The Genius of Science

20 May 2011

Scientific innovation and job creation has become one of the Obama administration’s most cherished mantras over the last year. The new “Sputnik Moment” first heralded in the last State of the Union address has, despite the best efforts of many fiscal conservatives, grown into a broad inter-agency policy to spur economic development improve dire unemployment numbers in the U.S. Compared to most federal programs that were affected by the FY 2011 budget cut of $38 billion, the NSF, in particular among federal research funding, fared reasonably well by keeping their levels where they were in 2010.

Clearly more must be done if the innovation is to deliver real gains to the flourishing of economy and society that is envisioned. Recent studies are showing just how powerful this injection of growth can be. Sean Pool, Assistant Editor for Science Progress at the Campaign for American Progress, this week wrote about two reports in particular that demonstrate this.

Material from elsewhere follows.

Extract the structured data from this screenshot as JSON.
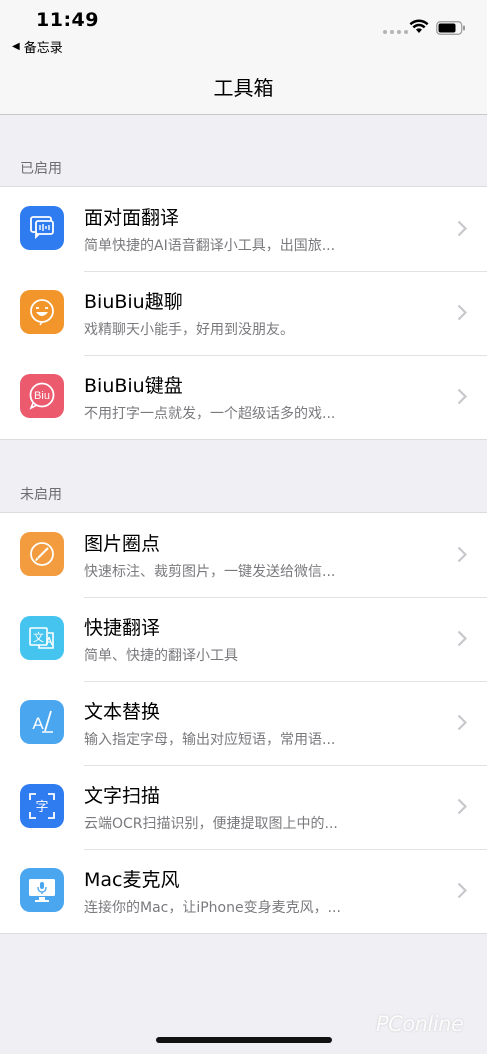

The NIH report, An Economic Engine: NIH Research, Employment, and the Future of the Medical Innovation Sector, “found that the NIH directly and indirectly supported nearly 488,000 public and private sector jobs, and generated $68 billion in new economic activity in 2010 alone. Meanwhile, NIH research grants in FY 2010 cost the taxpayers only $26.6 billion. This would represent a 150 percent single-year return on public investment, counting total economic output from the research as revenue.”

Another report, Genomic Revolution, by the Battelle Memorial Institute found that “the public investment of $3.8 billion [in the Human Genome Project] spread between1988 and 2003 yielded $796 billion (three-quarters of a trillion dollars), in economic output, and created nearly 4 million job-years over the 23-year period between 1988 and 2010.”

The same is true of social science investment. Great developments in science always come with social, psychological, and philosophical challenges that make it possible for translation into social progress. Moreover, behavioral knowledge, organization, and effective communication are all important in generating those very discoveries in the natural and mathematical sciences that have such tangible benefits for medical and technological progress.

There is a further detail of great significance for social science which is that it can teach us a lot about what innovation actually is. This is particularly true of psychology. A recent comment by SPSSI member Pamela Rutledge in the magazine Psychology Today is ampliative: “the real success stories throughout history have been people who were willing to suspend their beliefs and boundaries long enough to free their brains to see with new eyes. Youth is not the key ingredient to innovation, however. It's the ability to see through new eyes. In fact, the ability to draw on the wisdom of experience coupled with a new perspective would beat the new perspective alone every time.”

If investment in scientific innovation can latch on to this fact then social progress will have been handed a helpful push in the right direction.